The present invention relates to axial magnetic field electric machines, such as motors, generators, tachogenerators, and the like, and, more particularly, to a axial magnetic field electric machines employing permanent magnet rotor.
Electric machines employing permanent magnets have been known for many years. Recently considerable progress has been made in such machines with the increased quality and reduced prices of rare-earth metal magnets, such as Sm-Co, Nd-Fe-B, and the like. Such machines are currently available which are capable of reaching the low torque range as well as several tens of Newtonometers.
Applications with more rigorous space-saving requirements, such as in robotics, machine-tools, electric automobiles, and the like, generally require disc-shaped machines, especially axial air-gap motor and generators.

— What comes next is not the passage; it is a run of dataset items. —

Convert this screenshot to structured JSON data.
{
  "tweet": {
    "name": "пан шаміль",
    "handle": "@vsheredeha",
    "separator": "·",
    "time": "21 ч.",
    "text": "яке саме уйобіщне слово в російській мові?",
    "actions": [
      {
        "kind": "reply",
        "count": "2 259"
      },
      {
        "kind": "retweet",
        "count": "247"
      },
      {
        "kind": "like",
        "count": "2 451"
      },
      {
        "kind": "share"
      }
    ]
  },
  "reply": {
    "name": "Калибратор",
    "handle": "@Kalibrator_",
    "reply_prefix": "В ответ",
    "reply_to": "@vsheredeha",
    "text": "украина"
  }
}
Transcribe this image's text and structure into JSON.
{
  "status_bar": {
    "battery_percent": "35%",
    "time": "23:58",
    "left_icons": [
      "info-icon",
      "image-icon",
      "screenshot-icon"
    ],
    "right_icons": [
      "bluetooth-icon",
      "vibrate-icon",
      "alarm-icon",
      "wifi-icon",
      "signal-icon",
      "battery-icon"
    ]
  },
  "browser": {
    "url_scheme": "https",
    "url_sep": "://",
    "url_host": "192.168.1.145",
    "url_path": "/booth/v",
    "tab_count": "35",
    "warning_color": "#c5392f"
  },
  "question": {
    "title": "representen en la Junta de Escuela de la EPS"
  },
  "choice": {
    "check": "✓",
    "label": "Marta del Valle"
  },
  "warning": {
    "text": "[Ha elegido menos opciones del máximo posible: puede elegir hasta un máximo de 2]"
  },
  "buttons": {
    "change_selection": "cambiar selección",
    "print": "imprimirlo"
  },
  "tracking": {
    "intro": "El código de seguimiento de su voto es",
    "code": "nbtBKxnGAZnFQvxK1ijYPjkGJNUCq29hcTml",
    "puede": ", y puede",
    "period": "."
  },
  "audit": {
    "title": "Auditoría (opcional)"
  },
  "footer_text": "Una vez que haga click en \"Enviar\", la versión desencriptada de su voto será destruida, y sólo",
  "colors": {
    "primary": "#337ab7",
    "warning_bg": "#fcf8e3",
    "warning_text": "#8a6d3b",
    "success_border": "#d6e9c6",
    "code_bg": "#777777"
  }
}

Various configurations of axial air-gap machines are currently known, including machines with separated permanent magnets on the rotor, with a single piece magnetized rotor, with toothed and slide cores, single or multiple rotor and stator design, with sector or toroidal windings, and the like.
Some of these configurations are disclosed in U.S. Pat. Nos. 4,835,840 (to Stokes), 5,117,141 (to Hawsey et al.) and 4,996,457 (to Hawsey et al).
U.S. Pat. No. 4,835,840 describes disc rotor assembly which includes a ring of magnetic flux conducting material having a ring-shaped magnetizable body fastened thereon. The device includes a flat, axially facing, ring-shaped rotor surface for opposing a single stator. It is to be noted that such an assembly cannot be used in the more preferable two stator "sandwich" design and cannot utilize widely distributed flat magnet pieces.
U.S. Pat. No. 5,117,141 discloses several rotors for brushless DC motors. Each of these includes one or more sets of permanent magnets arranged in a ring configuration around the peripheral edge. The magnets are imbedded directly in a carrying disc and connected to each other without an intermediate structural element, such as a ring, a sheet, and the like. Besides, the above-referenced patent states that such rotors are to be used in drive units which cause rotation of two shafts in opposite directions, each shaft being connected to its rotor.
A disadvantage of such axial gap permanent magnet electrical machines, especially at the high rotational speeds, is that the rotor has a tendency to fail mechanically. The underlying reason for these failures is that rotors operate under strong cyclic force fields while the need to axially conduct magnetic flux makes it difficult to design a rigid carrying structure. Because such rotors tend to fail mechanically, requiring costly equipment downtime and expensive repair or replacement.
There is thus a widely recognized need for, and it would be highly advantageous to have, an axial gap electric machine employing permanent magnet rotors of rigid and firm design which would be more mechanically rugged and operationally reliable.